An Illinois divorce is usually a stressful process full of emotional and the financial struggles. Financial battles in particular can occur over valuable assets. A couple of tips might help people to protect their financial interests during divorce.
First, it makes good sense to list all of one’s debts and assets. In doing so it, is beneficial to specify who is responsible for each debt as well as who owns each asset. Any debts accrued or assets accumulated before the marriage typically remain with the parties who brought them into the marriage.
When dealing with the division of marital assets and property, what might appear to be equal very well might not be. As an example, a home that is valued at $200,000 is really worth only $100,000 if there is a $100,000 mortgage on it. Thus, the $200,000 house cannot be considered as equivalent to a retirement plan worth $200,000, even though it appears to be that way at first glance on paper. Moreover, the house requires upkeep, which must be considered when comparing it to other assets.

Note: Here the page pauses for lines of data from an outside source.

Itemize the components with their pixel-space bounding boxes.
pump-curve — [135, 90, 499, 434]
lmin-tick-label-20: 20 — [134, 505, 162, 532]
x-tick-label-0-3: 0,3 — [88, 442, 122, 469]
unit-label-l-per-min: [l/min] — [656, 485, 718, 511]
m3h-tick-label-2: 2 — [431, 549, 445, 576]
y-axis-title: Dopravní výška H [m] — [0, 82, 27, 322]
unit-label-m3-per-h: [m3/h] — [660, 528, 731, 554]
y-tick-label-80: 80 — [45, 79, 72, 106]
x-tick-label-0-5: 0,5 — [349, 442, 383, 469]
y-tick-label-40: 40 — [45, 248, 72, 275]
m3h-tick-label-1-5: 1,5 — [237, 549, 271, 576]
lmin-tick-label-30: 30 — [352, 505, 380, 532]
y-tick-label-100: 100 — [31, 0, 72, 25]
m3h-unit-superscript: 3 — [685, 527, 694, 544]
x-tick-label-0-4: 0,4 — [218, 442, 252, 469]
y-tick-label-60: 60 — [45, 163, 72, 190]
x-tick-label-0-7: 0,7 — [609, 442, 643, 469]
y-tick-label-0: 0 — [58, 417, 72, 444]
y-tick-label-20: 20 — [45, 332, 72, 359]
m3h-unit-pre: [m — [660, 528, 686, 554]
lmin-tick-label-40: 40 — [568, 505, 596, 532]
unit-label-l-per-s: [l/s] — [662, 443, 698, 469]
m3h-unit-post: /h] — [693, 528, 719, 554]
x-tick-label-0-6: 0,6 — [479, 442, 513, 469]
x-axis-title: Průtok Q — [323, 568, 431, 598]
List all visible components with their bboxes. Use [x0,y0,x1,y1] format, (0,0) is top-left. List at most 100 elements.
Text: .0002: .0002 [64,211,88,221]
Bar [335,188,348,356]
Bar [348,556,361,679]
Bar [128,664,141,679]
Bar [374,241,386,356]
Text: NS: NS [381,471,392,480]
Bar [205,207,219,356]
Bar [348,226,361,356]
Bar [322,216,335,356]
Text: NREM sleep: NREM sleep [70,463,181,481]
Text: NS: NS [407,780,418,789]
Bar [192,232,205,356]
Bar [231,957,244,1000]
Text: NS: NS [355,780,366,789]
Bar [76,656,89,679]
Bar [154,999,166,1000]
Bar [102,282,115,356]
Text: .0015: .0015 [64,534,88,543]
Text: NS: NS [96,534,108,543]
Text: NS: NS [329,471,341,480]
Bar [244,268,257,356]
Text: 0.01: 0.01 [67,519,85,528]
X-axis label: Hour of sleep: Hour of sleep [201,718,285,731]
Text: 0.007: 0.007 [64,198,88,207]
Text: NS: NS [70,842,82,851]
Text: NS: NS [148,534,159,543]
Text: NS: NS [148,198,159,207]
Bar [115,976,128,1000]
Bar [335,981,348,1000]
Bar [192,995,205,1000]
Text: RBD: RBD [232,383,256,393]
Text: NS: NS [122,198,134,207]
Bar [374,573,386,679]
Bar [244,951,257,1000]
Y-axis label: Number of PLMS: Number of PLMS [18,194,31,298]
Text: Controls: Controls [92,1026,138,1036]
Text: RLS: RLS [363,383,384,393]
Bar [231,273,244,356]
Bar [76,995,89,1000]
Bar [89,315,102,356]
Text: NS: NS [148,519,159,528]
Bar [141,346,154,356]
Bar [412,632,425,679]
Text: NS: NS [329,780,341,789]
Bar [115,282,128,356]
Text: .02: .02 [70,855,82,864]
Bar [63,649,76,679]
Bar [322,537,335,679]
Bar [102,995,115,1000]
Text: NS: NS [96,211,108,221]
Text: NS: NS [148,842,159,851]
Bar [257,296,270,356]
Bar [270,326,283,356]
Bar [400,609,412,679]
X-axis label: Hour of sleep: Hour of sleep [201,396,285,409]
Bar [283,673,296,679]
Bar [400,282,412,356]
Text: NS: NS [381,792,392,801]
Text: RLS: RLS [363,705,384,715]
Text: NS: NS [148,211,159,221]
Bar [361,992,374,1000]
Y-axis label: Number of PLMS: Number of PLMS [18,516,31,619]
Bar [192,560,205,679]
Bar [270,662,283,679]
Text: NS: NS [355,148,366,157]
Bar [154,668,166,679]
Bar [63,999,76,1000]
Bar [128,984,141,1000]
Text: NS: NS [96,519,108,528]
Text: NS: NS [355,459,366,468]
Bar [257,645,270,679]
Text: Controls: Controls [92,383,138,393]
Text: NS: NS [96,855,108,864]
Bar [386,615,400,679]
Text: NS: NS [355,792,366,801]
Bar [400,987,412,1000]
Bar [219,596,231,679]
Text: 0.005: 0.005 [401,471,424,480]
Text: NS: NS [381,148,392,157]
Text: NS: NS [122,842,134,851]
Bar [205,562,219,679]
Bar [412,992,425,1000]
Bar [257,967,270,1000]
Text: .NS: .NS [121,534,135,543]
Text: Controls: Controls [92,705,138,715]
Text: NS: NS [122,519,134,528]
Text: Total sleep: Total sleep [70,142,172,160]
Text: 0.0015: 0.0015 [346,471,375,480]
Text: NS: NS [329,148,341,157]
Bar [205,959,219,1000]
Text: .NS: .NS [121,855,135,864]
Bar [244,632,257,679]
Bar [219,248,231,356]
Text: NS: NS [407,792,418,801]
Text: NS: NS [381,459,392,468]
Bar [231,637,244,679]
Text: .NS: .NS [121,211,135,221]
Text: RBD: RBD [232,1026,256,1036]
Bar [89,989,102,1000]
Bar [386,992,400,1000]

Although the Illinois divorce process can be challenging, understanding one’s rights when it comes to the division of assets and property is crucial to achieving a fair outcome. The parties have the option of choosing divorce mediation or direct negotiations in order to avoid costly and time-consuming litigation. However, if they cannot find common ground, a judge will have to step in to make the final decisions for them regarding their financial matters, and the outcome may not be what either party wanted in the first place.